Visch moest er eerst even over nadenken, maar toen hij zijn verwarring had overwonnen, raakte hij zo opgetogen over het bezoek van Schut, en niet alleen daarover, over alles wat hij de laatste tijd ontdekt had: de zwijgzaamheid, Julien Sorel, de ondoorgrondelijkheid en diepgang die hij achter al die dingen vermoedde, hij was er zo enthousiast over, dat hij er het liefst honderduit over had gesproken. Maar tegen wie? Henkie zou er niets van begrijpen, die viel meteen af.
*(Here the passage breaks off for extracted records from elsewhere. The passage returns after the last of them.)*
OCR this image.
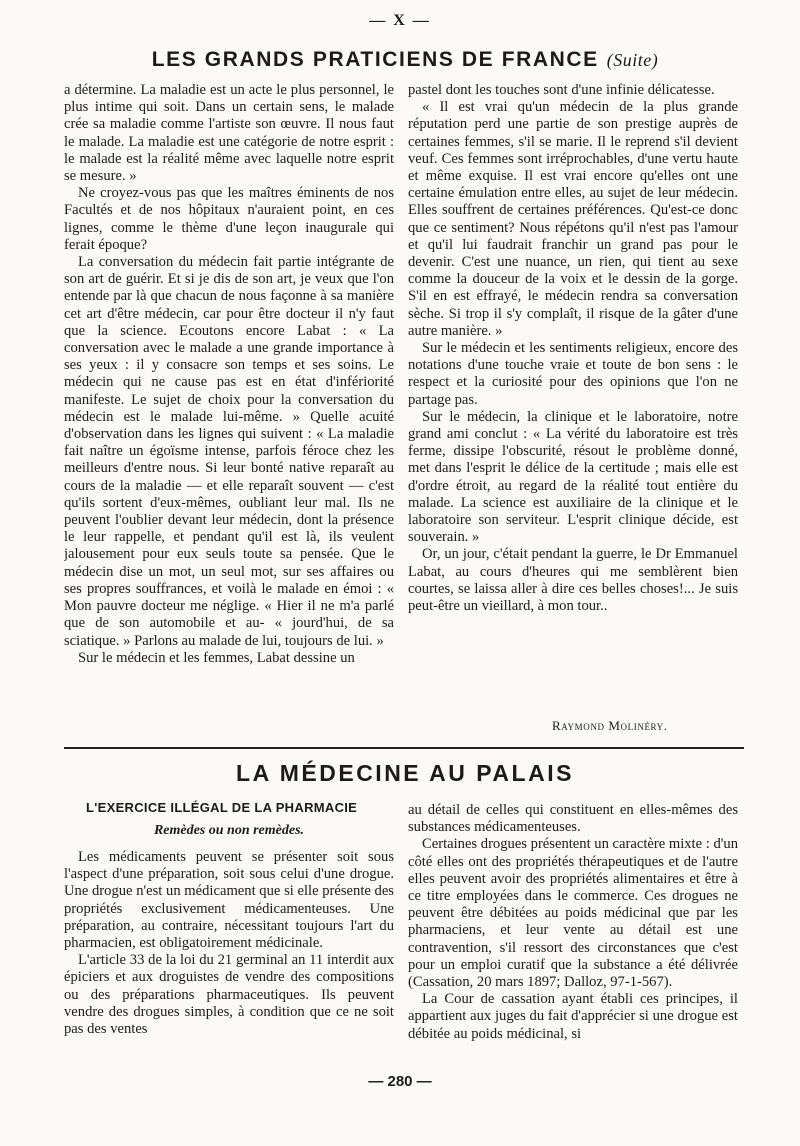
— X —
LES GRANDS PRATICIENS DE FRANCE (Suite)

a détermine. La maladie est un acte le plus personnel, le plus intime qui soit. Dans un certain sens, le malade crée sa maladie comme l'artiste son œuvre. Il nous faut le malade. La maladie est une catégorie de notre esprit : le malade est la réalité même avec laquelle notre esprit se mesure. »

Ne croyez-vous pas que les maîtres éminents de nos Facultés et de nos hôpitaux n'auraient point, en ces lignes, comme le thème d'une leçon inaugurale qui ferait époque?

La conversation du médecin fait partie intégrante de son art de guérir. Et si je dis de son art, je veux que l'on entende par là que chacun de nous façonne à sa manière cet art d'être médecin, car pour être docteur il n'y faut que la science. Ecoutons encore Labat : « La conversation avec le malade a une grande importance à ses yeux : il y consacre son temps et ses soins. Le médecin qui ne cause pas est en état d'infériorité manifeste. Le sujet de choix pour la conversation du médecin est le malade lui-même. » Quelle acuité d'observation dans les lignes qui suivent : « La maladie fait naître un égoïsme intense, parfois féroce chez les meilleurs d'entre nous. Si leur bonté native reparaît au cours de la maladie — et elle reparaît souvent — c'est qu'ils sortent d'eux-mêmes, oubliant leur mal. Ils ne peuvent l'oublier devant leur médecin, dont la présence le leur rappelle, et pendant qu'il est là, ils veulent jalousement pour eux seuls toute sa pensée. Que le médecin dise un mot, un seul mot, sur ses affaires ou ses propres souffrances, et voilà le malade en émoi : « Mon pauvre docteur me néglige. « Hier il ne m'a parlé que de son automobile et au- « jourd'hui, de sa sciatique. » Parlons au malade de lui, toujours de lui. »

Sur le médecin et les femmes, Labat dessine un

pastel dont les touches sont d'une infinie délicatesse.

« Il est vrai qu'un médecin de la plus grande réputation perd une partie de son prestige auprès de certaines femmes, s'il se marie. Il le reprend s'il devient veuf. Ces femmes sont irréprochables, d'une vertu haute et même exquise. Il est vrai encore qu'elles ont une certaine émulation entre elles, au sujet de leur médecin. Elles souffrent de certaines préférences. Qu'est-ce donc que ce sentiment? Nous répétons qu'il n'est pas l'amour et qu'il lui faudrait franchir un grand pas pour le devenir. C'est une nuance, un rien, qui tient au sexe comme la douceur de la voix et le dessin de la gorge. S'il en est effrayé, le médecin rendra sa conversation sèche. Si trop il s'y complaît, il risque de la gâter d'une autre manière. »

Sur le médecin et les sentiments religieux, encore des notations d'une touche vraie et toute de bon sens : le respect et la curiosité pour des opinions que l'on ne partage pas.

Sur le médecin, la clinique et le laboratoire, notre grand ami conclut : « La vérité du laboratoire est très ferme, dissipe l'obscurité, résout le problème donné, met dans l'esprit le délice de la certitude ; mais elle est d'ordre étroit, au regard de la réalité tout entière du malade. La science est auxiliaire de la clinique et le laboratoire son serviteur. L'esprit clinique décide, est souverain. »

Or, un jour, c'était pendant la guerre, le Dr Emmanuel Labat, au cours d'heures qui me semblèrent bien courtes, se laissa aller à dire ces belles choses!... Je suis peut-être un vieillard, à mon tour..

Raymond Molinéry.
LA MÉDECINE AU PALAIS
L'EXERCICE ILLÉGAL DE LA PHARMACIE
Remèdes ou non remèdes.

Les médicaments peuvent se présenter soit sous l'aspect d'une préparation, soit sous celui d'une drogue. Une drogue n'est un médicament que si elle présente des propriétés exclusivement médicamenteuses. Une préparation, au contraire, nécessitant toujours l'art du pharmacien, est obligatoirement médicinale.

L'article 33 de la loi du 21 germinal an 11 interdit aux épiciers et aux droguistes de vendre des compositions ou des préparations pharmaceutiques. Ils peuvent vendre des drogues simples, à condition que ce ne soit pas des ventes

au détail de celles qui constituent en elles-mêmes des substances médicamenteuses.

Certaines drogues présentent un caractère mixte : d'un côté elles ont des propriétés thérapeutiques et de l'autre elles peuvent avoir des propriétés alimentaires et être à ce titre employées dans le commerce. Ces drogues ne peuvent être débitées au poids médicinal que par les pharmaciens, et leur vente au détail est une contravention, s'il ressort des circonstances que c'est pour un emploi curatif que la substance a été délivrée (Cassation, 20 mars 1897; Dalloz, 97-1-567).

La Cour de cassation ayant établi ces principes, il appartient aux juges du fait d'apprécier si une drogue est débitée au poids médicinal, si

— 280 —
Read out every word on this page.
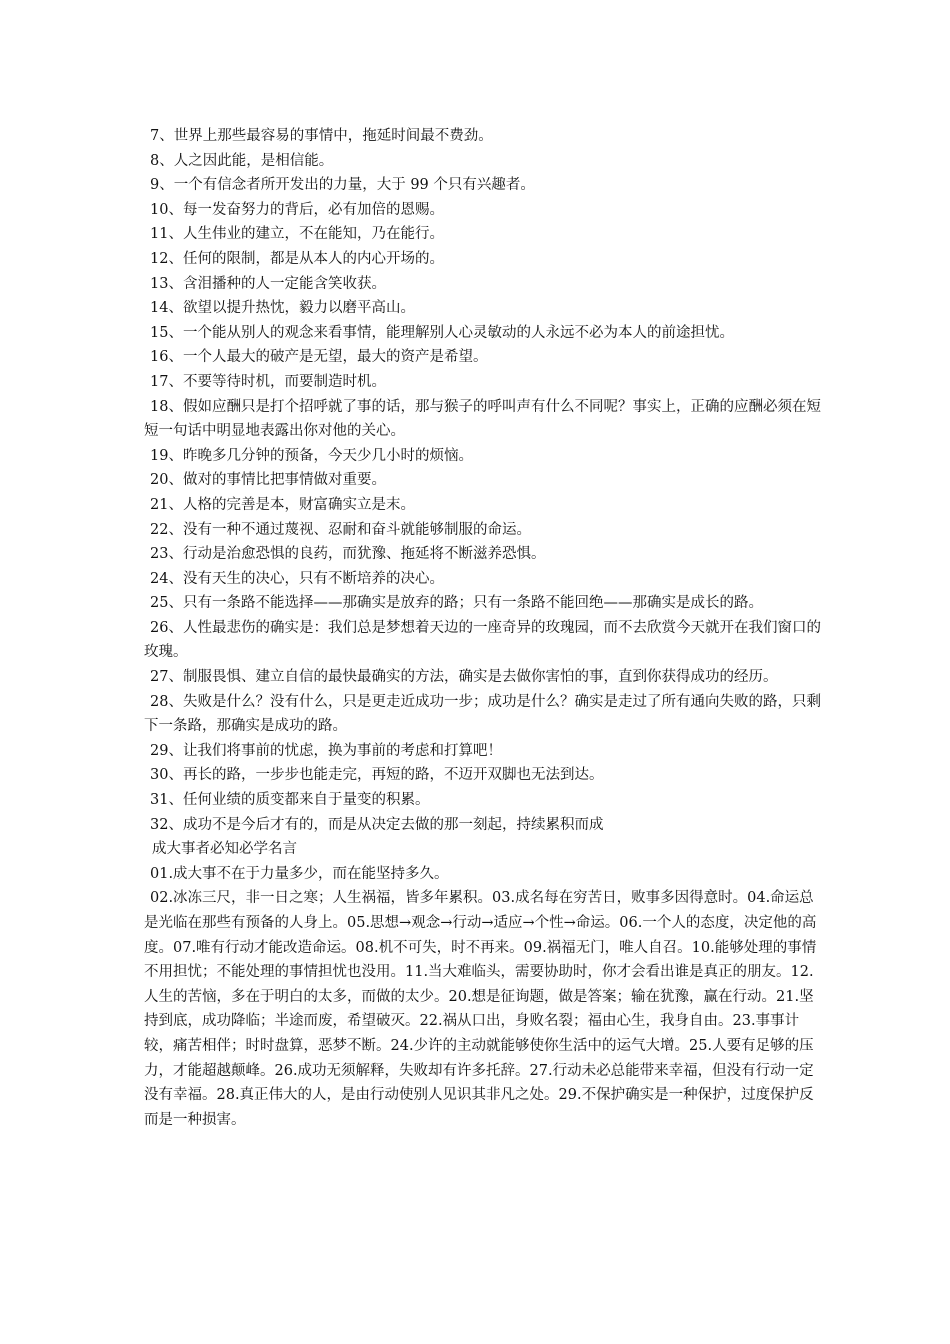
7、世界上那些最容易的事情中，拖延时间最不费劲。

8、人之因此能，是相信能。

9、一个有信念者所开发出的力量，大于 99 个只有兴趣者。

10、每一发奋努力的背后，必有加倍的恩赐。

11、人生伟业的建立，不在能知，乃在能行。

12、任何的限制，都是从本人的内心开场的。

13、含泪播种的人一定能含笑收获。

14、欲望以提升热忱，毅力以磨平高山。

15、一个能从别人的观念来看事情，能理解别人心灵敏动的人永远不必为本人的前途担忧。

16、一个人最大的破产是无望，最大的资产是希望。

17、不要等待时机，而要制造时机。

18、假如应酬只是打个招呼就了事的话，那与猴子的呼叫声有什么不同呢？事实上，正确的应酬必须在短短一句话中明显地表露出你对他的关心。

19、昨晚多几分钟的预备，今天少几小时的烦恼。

20、做对的事情比把事情做对重要。

21、人格的完善是本，财富确实立是末。

22、没有一种不通过蔑视、忍耐和奋斗就能够制服的命运。

23、行动是治愈恐惧的良药，而犹豫、拖延将不断滋养恐惧。

24、没有天生的决心，只有不断培养的决心。

25、只有一条路不能选择——那确实是放弃的路；只有一条路不能回绝——那确实是成长的路。

26、人性最悲伤的确实是：我们总是梦想着天边的一座奇异的玫瑰园，而不去欣赏今天就开在我们窗口的玫瑰。

27、制服畏惧、建立自信的最快最确实的方法，确实是去做你害怕的事，直到你获得成功的经历。

28、失败是什么？没有什么，只是更走近成功一步；成功是什么？确实是走过了所有通向失败的路，只剩下一条路，那确实是成功的路。

29、让我们将事前的忧虑，换为事前的考虑和打算吧！

30、再长的路，一步步也能走完，再短的路，不迈开双脚也无法到达。

31、任何业绩的质变都来自于量变的积累。

32、成功不是今后才有的，而是从决定去做的那一刻起，持续累积而成

成大事者必知必学名言

01.成大事不在于力量多少，而在能坚持多久。

02.冰冻三尺，非一日之寒；人生祸福，皆多年累积。03.成名每在穷苦日，败事多因得意时。04.命运总是光临在那些有预备的人身上。05.思想→观念→行动→适应→个性→命运。06.一个人的态度，决定他的高度。07.唯有行动才能改造命运。08.机不可失，时不再来。09.祸福无门，唯人自召。10.能够处理的事情不用担忧；不能处理的事情担忧也没用。11.当大难临头，需要协助时，你才会看出谁是真正的朋友。12.人生的苦恼，多在于明白的太多，而做的太少。20.想是征询题，做是答案；输在犹豫，赢在行动。21.坚持到底，成功降临；半途而废，希望破灭。22.祸从口出，身败名裂；福由心生，我身自由。23.事事计较，痛苦相伴；时时盘算，恶梦不断。24.少许的主动就能够使你生活中的运气大增。25.人要有足够的压力，才能超越颠峰。26.成功无须解释，失败却有许多托辞。27.行动未必总能带来幸福，但没有行动一定没有幸福。28.真正伟大的人，是由行动使别人见识其非凡之处。29.不保护确实是一种保护，过度保护反而是一种损害。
Wisselaar? Die gebruikte hij alleen voor de boeken. Schut ging ook niet, over hem wilde hij juist vertellen. Ida dan? Nee, Ida niet. Haar broer misschien, die zou het begrijpen. Maar hem kende hij helaas niet. Wat zou hij graag een nieuw iemand ontmoeten, om hem alles, maar dan ook alles te vertellen, iemand als Kor Korver, de briljante schilder die overal was geweest en die alles wist en die hem meteen zou begrijpen. Maar die was in Duitsland. Er was helemaal niemand die naar hem kon luisteren.
Plosteling wist hij zich geheel onbegrepen en tragisch miskend. Hij zou zich daarover bedroefd moeten voelen, hij vond het vreemd dat dit niet gebeurde. Integendeel, hij voelde zich er nogal gewichtig door. Onbegrepen. Miskend. Hij was er zeer tevreden over. Nog even en hij zou iemand zijn, iemand die, omdat hij niet begrepen kan worden, zich onttrekt aan alle beoordeling, die van alles niet is. Hij zou iemand zijn die anders was. Iemand anders zou hij zijn, iemand die je alleen uit de verte kent.
Het onbegrepene opende zich als een geweldige ruimte, een onafzienbare verte waar niets precies te onderscheiden was en de dingen zich voordeden als luchtspiegelingen en dromen: onbereikbaar, onaantastbaar, zelfs voor de dromer. Binnenkort zou hij de benauwenis van het hier en nu van zich afschudden. Dan zou hij louter uit verte bestaan en viel hem een leven toe dat hij zich had gedroomd, het leven dat ginds en straks te gebeuren stond.